Ma il semaforo è diventato verde. A quel punto ho tirato fuori il fiato che avevo in corpo e senza più remore ho gridato: «Aspetta, stronzo, non partire! Ti devo dire ancora una cosa fondamentale, e cioè che puoi svegliarti da questo tuo sonno mortale, davvero puoi farcela! Esci dall’abitacolo, adesso, qui ed ora, e abbandona questo mostro meccanico insensatamente grande per andartene finalmente libero e spensierato. Sì, sì, è possibile! Qualcuno si occuperà di rimuoverlo, e probabilmente qualcun altro ti verrà a cercare, ma che importa? Tu ormai sarai già lontano, libero, felice vagando finalmente lontano dalla città, lungo verdissime valli e boschi incontaminati… Percorrerai le rive di torrenti e ruscelli e infine approderai ad un piccolo lago dall’acqua limpidissima dove ti chinerai a bere e dove poi ti tufferai, nudo, nuotando felice… E chissà, forse ad un tratto scorgerai una figura femminile poco lontano, tra gli alberi, una fanciulla bellissima che ti farà un enigmatico cenno con la mano prima di scendere anch’essa in acqua e venirti incontro…. Ma sì, sì, tu subito l’abbraccerai e lei sentirà la tua potente eccitazione da fauno silvestre e così vi amerete con mille giochi nella frescura del laghetto e tra le fronde degli abeti sotto un cielo chiaro e pulito… E allora cosa aspetti? Svegliati! Reagisci, coglione! Abbandona questo triste sogno di successo e di supremazia che ti rende schiavo ed entra in un sogno più bello e colorato!

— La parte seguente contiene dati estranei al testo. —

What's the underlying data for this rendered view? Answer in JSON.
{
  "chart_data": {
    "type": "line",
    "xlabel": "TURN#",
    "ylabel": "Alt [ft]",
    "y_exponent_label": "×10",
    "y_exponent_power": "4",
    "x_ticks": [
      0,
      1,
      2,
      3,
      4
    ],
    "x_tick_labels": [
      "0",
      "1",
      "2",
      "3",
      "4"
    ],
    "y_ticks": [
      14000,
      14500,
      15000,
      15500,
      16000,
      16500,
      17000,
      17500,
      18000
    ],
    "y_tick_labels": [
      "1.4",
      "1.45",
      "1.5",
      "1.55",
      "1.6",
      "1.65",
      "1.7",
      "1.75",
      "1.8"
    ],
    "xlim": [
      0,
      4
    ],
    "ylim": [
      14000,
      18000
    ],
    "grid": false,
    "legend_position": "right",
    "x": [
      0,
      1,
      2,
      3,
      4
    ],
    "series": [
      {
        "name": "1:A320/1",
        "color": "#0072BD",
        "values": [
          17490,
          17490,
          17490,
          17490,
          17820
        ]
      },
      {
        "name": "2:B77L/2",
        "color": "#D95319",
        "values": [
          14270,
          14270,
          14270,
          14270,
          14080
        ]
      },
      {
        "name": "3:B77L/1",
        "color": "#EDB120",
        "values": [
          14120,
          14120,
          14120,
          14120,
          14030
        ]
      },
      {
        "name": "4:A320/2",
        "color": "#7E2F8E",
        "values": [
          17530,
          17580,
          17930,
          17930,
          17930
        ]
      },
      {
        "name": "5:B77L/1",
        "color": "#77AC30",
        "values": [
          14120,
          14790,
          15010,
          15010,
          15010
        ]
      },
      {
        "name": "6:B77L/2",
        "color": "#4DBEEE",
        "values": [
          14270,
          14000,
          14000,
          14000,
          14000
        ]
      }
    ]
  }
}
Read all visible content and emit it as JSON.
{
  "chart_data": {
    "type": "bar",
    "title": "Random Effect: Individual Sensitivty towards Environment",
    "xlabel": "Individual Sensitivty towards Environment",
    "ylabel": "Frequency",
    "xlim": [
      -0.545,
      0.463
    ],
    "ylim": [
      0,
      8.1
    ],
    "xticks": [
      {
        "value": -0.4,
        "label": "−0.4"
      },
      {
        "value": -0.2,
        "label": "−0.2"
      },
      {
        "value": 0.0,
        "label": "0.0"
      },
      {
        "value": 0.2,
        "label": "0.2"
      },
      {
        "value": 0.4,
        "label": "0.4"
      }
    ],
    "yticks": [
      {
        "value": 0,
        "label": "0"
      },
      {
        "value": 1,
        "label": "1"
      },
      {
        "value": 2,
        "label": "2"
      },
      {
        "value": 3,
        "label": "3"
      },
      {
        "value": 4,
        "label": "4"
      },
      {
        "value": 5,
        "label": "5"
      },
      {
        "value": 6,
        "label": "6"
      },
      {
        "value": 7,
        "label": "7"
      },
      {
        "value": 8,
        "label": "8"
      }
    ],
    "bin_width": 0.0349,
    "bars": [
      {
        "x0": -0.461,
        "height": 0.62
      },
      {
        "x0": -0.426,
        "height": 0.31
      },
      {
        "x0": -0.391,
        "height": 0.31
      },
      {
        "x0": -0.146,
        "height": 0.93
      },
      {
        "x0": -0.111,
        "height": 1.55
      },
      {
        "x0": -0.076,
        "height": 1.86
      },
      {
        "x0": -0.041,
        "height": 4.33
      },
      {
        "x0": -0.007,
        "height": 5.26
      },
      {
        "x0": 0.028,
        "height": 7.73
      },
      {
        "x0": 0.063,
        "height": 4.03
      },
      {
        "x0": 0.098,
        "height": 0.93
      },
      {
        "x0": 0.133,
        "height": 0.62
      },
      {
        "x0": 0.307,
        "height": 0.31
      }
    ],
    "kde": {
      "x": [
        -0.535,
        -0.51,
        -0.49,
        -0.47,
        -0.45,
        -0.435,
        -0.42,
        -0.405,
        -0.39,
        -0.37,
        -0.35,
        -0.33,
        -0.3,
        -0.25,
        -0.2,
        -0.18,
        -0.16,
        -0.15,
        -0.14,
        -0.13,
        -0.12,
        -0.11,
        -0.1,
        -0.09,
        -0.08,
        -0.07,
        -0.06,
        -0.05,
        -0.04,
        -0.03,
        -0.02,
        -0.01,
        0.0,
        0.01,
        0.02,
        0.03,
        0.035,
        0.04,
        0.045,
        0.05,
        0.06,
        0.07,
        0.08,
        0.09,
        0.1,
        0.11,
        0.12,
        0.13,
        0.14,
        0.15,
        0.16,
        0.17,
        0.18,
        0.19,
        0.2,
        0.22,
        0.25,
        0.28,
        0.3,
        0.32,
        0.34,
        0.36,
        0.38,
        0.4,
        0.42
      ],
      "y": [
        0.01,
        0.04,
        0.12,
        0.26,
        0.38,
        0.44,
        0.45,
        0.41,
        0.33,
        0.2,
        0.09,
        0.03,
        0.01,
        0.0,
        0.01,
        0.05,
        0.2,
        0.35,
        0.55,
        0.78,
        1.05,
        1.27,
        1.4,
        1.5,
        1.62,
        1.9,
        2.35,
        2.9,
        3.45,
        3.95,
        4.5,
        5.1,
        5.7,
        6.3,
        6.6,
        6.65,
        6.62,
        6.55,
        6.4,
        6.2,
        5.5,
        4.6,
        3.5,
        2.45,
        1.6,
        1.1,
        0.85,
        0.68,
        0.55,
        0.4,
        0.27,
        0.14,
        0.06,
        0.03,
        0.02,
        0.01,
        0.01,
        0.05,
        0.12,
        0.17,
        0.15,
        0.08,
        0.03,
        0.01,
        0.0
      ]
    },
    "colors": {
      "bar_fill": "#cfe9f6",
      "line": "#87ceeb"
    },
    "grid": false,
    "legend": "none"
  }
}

Ricordati cosa dice Gesù nel Vangelo di Luca (17, 33): “Chi cercherà di salvare la propria vita la perderà, chi invece la perde la salverà”. Salva la tua vita perdendoti, deficiente! Ma se adesso non vuoi fare troppo casino, allora parcheggia questa mastodontica jeep e chiama il primo rivenditore di automobili usate per liberartene il prima possibile! Hai speso 30.000 o 50.000 euro e forse ancora di più, idiota che non sei altro, e però puoi rivenderlo e rifarci un po’ di soldi… Ma ti rendi conto cosa significherebbe risparmiare i soldi dell’assicurazione e del bollo e della benzina? Sarebbe prezioso denaro che potresti impiegare in mille altri modi. Ti prego, dammi retta, te lo dico per il tuo bene! Fermati! Aspetta un momento!… Aspetta, ritardato mentale!».
Lui senza degnarmi di un solo sguardo è ripartito, facendomi respirare abbondante gas di scarico.
«Che stronzo!» ho detto io.
D’improvviso, nel tetro silenzio di agosto, irrompono le voci dei bambini che abitano qui vicino, appena tornati dalle vacanze. Per favore, bambini, non andate più via.